S40 Steps toward the Practical Use of Microbial Models for Food Safety Assessments by the Food Industry

Monday, July 27, 2015: 3:30 PM-5:00 PM
B117 - B119 (Oregon Convention Center)
Primary Contact: Dennis Seman
Organizers: Richard Whiting , Paw Dalgaard and Cheng-An Hwang
Convenors: Alejandro Amezquita and Richard Whiting
Microbial models are becoming an important tool for food safety research for assessing microbial risks that may rise from food manufacturing.  Many of these models have become common place and are used by the food industry to determine effects of formulations, processes and handling on the safety of food products. Examples are models for fate of L. monocytogenes in deli meat as affected by many factors including lactate/diacetate content in formulation, thermal processing time and temperature, cross-contamination during slicing, and outgrowth of Clostridium perfringens during cooling. However, many in industry, especially the small food producers, may not be able to use these models effectively.  This is largely due to their lack of food safety expertise and/or resources to fully understand, interpret, and validate the models and results.
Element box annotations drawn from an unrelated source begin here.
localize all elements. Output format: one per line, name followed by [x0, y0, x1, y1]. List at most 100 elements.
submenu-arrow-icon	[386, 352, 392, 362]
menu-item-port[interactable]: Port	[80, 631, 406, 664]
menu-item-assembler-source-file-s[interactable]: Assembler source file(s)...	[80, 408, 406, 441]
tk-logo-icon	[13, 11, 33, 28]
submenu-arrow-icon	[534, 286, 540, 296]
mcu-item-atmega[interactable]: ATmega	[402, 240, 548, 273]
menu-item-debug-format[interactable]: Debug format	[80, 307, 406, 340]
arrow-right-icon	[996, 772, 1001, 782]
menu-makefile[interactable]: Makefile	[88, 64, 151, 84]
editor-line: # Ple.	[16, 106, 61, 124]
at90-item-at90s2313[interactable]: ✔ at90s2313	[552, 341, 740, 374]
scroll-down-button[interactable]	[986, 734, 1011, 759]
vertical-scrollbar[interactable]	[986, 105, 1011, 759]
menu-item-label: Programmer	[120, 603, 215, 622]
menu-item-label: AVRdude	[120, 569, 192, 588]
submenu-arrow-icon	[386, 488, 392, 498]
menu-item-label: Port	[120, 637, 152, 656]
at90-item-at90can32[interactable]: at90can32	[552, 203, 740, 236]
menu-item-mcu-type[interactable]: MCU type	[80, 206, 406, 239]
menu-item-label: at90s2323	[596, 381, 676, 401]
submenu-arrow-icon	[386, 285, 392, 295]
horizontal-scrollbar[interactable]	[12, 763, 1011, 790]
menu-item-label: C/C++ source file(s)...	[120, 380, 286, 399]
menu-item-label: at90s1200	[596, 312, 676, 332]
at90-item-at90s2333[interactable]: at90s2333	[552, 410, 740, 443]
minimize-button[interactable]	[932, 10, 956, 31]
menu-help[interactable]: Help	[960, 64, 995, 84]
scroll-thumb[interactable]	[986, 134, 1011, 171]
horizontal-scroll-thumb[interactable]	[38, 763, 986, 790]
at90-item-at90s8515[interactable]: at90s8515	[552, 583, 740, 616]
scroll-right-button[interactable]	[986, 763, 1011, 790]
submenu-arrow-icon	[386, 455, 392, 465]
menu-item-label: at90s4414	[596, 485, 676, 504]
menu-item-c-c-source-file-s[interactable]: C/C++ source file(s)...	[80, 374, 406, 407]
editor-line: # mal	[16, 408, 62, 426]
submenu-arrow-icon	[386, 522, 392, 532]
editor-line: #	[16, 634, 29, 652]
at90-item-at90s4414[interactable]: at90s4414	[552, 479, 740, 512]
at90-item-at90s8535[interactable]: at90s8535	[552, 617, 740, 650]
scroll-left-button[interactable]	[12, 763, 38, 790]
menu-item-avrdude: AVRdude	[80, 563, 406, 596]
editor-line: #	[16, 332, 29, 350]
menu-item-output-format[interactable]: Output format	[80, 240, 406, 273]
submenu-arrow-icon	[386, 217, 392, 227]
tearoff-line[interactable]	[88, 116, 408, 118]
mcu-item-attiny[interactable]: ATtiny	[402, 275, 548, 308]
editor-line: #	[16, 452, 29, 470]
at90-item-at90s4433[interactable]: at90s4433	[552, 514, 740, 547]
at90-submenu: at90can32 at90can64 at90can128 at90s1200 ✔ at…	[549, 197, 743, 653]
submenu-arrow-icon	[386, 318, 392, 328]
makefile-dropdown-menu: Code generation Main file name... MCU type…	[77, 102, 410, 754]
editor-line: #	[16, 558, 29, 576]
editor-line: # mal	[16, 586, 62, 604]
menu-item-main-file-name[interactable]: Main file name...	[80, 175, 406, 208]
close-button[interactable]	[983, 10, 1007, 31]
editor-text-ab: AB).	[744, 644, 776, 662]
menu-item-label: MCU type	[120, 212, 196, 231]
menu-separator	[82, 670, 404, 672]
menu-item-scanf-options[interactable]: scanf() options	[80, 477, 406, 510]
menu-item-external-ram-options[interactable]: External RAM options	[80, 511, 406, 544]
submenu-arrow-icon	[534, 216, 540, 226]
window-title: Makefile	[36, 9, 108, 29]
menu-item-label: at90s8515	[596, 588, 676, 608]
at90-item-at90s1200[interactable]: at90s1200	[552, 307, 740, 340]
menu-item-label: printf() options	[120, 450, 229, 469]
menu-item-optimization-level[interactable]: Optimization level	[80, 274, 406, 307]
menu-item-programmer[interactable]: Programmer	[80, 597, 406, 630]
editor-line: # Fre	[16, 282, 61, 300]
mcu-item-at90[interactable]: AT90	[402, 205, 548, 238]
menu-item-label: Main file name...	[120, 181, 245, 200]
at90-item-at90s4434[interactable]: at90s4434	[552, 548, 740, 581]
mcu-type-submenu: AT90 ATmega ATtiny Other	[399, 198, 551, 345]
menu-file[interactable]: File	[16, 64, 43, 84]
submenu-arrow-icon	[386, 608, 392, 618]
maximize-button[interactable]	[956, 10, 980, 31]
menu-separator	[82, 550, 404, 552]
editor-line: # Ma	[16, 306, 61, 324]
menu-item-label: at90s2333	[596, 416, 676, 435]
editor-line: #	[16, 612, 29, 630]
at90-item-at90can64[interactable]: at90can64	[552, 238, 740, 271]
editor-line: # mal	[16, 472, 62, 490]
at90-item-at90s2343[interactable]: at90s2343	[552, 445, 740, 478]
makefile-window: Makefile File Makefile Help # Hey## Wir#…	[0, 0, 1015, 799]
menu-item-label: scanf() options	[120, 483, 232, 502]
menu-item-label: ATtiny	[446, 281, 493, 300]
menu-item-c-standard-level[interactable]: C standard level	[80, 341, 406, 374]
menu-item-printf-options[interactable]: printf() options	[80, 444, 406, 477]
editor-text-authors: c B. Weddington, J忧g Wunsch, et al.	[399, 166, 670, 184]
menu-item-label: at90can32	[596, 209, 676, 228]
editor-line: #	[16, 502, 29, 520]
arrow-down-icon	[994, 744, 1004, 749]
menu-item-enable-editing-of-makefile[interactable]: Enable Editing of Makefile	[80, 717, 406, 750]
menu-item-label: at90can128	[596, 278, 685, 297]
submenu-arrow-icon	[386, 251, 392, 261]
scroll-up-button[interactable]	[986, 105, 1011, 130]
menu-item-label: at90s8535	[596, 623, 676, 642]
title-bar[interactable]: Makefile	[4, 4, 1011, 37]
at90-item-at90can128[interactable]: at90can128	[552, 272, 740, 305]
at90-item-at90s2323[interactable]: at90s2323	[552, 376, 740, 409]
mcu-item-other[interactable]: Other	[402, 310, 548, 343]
In addition, when using models, the industry professionals may misapply a microbial model or have no confidence on models that are not specific and overly conservative. All these are believed to lead to the limited adaption of microbial models by the food industry. The goals of this symposium are to 1) Illustrate examples and the usefulness of microbial models in food safety assessments for products and processes, 2) illustrate some of the limitations of using microbial models “off the shelf” and provide improvement strategies, 3) provide guidelines for appropriately using microbial models, and 4) examine areas of microbial modeling that need further research.